Beyond direct targeted killings, the report details the total systemic destruction of Palestinian childhood across every aspect of daily life. As of October 2025, 459 of Gaza’s 564 school buildings had sustained direct military damage, leaving more than 668,000 school-age children completely cut off from formal education and forcing them to miss three full academic years. By January 2026, more than 335,000 children under the age of five face severe long-term developmental delays after the complete collapse of early childhood support services in the enclave.
Attacks on neonatal medical infrastructure have directly caused hundreds of preventable newborn deaths, the inquiry finds. Before October 2023, Gaza operated 178 incubators across eight full neonatal intensive care units; by November 2024, only 54 incubators remained functional. The report records that miscarriage rates in Gaza have risen by as much as 300% since the start of the conflict, and as of March 2026, 70% of all newborns in Gaza are classified as premature or underweight due to widespread maternal malnutrition and collapsed healthcare.
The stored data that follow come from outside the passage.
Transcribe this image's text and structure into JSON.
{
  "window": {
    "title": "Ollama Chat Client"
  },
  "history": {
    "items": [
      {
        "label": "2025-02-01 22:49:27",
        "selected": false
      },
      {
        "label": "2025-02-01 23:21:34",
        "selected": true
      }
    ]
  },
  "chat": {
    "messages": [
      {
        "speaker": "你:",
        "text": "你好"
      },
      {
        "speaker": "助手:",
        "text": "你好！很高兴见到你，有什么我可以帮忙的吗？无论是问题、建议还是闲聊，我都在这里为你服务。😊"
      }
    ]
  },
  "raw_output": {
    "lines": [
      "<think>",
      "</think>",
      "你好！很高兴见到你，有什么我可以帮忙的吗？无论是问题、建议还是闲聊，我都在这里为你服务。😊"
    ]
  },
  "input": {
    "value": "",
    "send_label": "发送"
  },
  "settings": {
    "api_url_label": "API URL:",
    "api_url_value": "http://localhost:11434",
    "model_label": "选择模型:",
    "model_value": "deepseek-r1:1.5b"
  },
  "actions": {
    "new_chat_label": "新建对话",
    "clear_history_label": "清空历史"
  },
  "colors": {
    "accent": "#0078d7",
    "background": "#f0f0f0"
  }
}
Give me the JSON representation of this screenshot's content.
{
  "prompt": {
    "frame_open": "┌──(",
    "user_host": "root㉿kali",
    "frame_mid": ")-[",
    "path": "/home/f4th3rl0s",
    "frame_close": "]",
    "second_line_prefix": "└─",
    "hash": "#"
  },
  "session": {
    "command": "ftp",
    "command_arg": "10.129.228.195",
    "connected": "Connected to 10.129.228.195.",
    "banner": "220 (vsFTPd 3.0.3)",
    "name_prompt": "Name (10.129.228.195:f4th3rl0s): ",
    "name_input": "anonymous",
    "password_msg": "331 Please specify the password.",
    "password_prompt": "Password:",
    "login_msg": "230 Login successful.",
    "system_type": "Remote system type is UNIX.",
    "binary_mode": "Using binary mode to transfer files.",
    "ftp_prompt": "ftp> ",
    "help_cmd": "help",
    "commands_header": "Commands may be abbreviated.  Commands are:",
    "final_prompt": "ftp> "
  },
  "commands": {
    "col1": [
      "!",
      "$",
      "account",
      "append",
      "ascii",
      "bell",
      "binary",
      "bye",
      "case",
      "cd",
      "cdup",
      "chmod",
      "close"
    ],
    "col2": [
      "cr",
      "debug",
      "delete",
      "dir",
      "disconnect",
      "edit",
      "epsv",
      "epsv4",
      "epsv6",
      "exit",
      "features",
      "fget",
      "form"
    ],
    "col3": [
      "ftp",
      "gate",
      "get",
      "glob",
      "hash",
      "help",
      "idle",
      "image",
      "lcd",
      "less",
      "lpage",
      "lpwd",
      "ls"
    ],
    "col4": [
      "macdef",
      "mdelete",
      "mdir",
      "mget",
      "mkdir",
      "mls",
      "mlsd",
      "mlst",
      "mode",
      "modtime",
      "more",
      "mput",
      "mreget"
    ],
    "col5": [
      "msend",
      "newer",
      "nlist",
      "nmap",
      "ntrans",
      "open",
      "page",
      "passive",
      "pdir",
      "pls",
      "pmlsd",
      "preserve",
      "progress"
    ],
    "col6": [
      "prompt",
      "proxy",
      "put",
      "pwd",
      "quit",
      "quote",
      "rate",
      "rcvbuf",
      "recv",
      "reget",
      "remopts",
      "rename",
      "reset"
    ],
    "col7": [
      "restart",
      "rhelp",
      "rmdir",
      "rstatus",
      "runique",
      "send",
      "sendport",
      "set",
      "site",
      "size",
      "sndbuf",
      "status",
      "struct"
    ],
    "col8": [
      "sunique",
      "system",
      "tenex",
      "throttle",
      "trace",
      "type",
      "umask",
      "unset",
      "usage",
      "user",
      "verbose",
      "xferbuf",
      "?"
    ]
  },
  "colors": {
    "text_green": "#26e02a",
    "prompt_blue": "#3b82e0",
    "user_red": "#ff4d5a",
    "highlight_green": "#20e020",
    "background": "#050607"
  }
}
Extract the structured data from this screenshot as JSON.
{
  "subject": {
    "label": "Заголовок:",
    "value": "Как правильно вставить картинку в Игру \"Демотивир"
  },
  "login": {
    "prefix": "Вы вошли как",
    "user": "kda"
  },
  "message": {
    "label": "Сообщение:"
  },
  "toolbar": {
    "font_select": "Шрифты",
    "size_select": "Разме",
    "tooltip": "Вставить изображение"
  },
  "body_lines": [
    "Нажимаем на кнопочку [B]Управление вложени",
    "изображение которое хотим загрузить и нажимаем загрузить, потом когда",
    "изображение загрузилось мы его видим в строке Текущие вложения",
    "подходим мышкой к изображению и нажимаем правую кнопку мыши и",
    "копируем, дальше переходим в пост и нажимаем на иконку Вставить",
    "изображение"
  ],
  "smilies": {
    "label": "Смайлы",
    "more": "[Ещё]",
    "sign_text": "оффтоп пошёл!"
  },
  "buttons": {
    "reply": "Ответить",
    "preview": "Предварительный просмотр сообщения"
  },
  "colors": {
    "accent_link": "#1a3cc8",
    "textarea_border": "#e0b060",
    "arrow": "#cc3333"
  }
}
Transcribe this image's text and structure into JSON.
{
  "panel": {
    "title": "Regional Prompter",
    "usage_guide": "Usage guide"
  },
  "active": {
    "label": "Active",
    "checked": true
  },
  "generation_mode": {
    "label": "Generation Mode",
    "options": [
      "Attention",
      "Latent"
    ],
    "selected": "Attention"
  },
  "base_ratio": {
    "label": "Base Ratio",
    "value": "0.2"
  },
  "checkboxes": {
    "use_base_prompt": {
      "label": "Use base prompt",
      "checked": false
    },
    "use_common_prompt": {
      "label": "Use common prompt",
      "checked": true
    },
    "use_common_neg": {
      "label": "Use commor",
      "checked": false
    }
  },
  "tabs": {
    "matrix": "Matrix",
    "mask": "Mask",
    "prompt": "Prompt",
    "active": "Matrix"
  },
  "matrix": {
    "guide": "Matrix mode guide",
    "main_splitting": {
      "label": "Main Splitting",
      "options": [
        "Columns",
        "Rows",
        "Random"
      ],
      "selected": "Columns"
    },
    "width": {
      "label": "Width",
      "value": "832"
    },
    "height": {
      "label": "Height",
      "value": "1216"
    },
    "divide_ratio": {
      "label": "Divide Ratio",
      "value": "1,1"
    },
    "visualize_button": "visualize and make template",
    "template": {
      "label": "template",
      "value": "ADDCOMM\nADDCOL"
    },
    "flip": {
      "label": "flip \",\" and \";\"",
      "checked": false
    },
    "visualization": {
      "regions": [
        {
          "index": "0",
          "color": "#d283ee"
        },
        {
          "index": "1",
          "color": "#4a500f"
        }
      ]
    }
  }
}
The inquiry also documented widespread abuse against Palestinian children detained by Israeli forces, finding that detained children are routinely subjected to torture, sexual violence, forced public nudity, coercive stress positioning, and deliberate denial of food, water, and emergency medical care. One case highlighted is that of a 17-year-old boy from Ramallah who died in Israel’s Megiddo Prison in March 2025 from severe, prolonged malnutrition; Israeli authorities withheld his body from his family for months after his death. The commission classified his death as a deliberate war crime of willful killing.
Muralidhar emphasized that the harm inflicted on Palestinian children will outlast active hostilities: “Even if the bombs and guns fall silent in Gaza and West Bank, Palestinian children will not simply recover overnight. The destruction of their health, education and development is irreversible.”
The commission has issued a series of binding calls for action: it demands Israel immediately halt all military operations in Gaza and the West Bank, release all detained Palestinian children, return the bodies of deceased children withheld from families, and end its years-long blockade of Gaza. The inquiry also urges all UN member states to immediately cease all arms transfers to Israel and impose targeted sanctions on Israeli officials responsible for the documented violations, and calls on the International Criminal Court to prioritize the investigation of crimes against children in its ongoing inquiry into Palestinian violations.
Notably, Israel did not respond to 13 separate formal requests for information or access from the commission to conduct its investigation.